Yüksek bir tepeye çıkıp şöyle kenti (şehri değil)
seyrettiğinizde ne görüyorsunuz?. Nasıl bir manzara var?. İç-açıcı bir manzara
görebiliyor musunuz?. Seküler-modern-konformist-kapitâlist-liberâl ideolojileri
kana-kana içmiş birisi için belki de olağan-üstü bir manzaradır görülen şey.
Peki müslümanlar yada İslâm için de böyle midir?. Yâni fıtrata uygun mudur
görülen resim?.
Görülen manzara aşağı-yukarı şu şekildedir: Çeşitli
yükseklikteki, bir katında 2,3,4,5,6, dâire olan, 4-5-6-7-8-10-15-20-30-40..katlı
binâlar ve 50 ile 200 metre-kare büyüklüğündeki dâirlerden (“ev” değil) meydana
gelmiş, apartman aralarında, asfalt yollar ve küçük çapta parklar olan, aşırı
gürültülü, kalabalık, puslu, soğuk ama ışıltılı, modernizme alıştırılmış kişiler
tarafından orada yaşamanın bir ayrıcalık olduğu zannedilen bir mekân.
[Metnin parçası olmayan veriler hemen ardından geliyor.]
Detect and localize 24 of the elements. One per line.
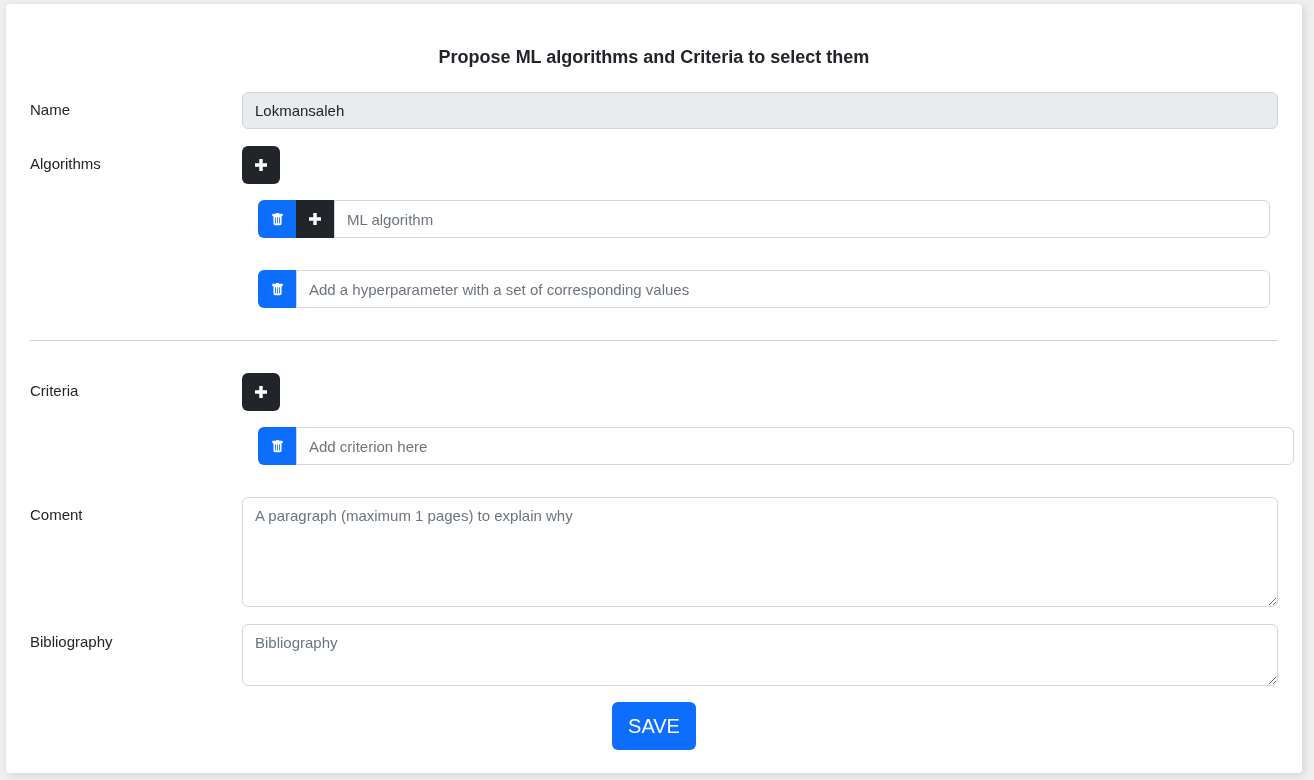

Uzaktan
bakınca pek belli olmayan; huzursuzluklar, asık suratlar, bozuk psikolojiler,
bunalımlar, hastalıklar, harcanan hayatlar, açlık, sefâlet, suç, ayıp, günah ve
türlü çirkeflikler, o mekâna daha yakından bakınca ve içine girince çok net bir
şekilde görülebiliyor.
Bu kentler kimin için iyidir?. Bence can-alıcı soru
budur. Çok az olumlu yanları olmasına karşın bir-çok olumsuz yönleri olan bu
kentlerden memnun olanların çok büyük çoğunluğu, İslâm/fıtrat-merkezli
yaşamayan ve bu düşünce içinde olmayan, veyâ bu konuda bilgisi olmadığından
dolayı, ama kentin o bir-kaç özelliğinden dolayı orada bulunmak zorunda
kalanlardır.
Hadi gece-kondular ve kaçak ve çarpık yapılar çeşitli
projelerle (kentsel dönüşüm gibi) bir nebze olsa da değiştiriliyor. Gerçi yeni
yapılar, güzel bir şehir yapısı için değil de rant ve kapitâl-merkezli bir
zihniyetle yapıldığından, yeni ve sağlam binâlar olmasına rağmen, sokaklar,
uzunluğuna göre belki de 200-250 metre uzunluğunda ve 20 metre yüksekliğinde
“surlar”la çevrilmiş oldu-oluyor. Evler yüksek katlı oldu sâdece.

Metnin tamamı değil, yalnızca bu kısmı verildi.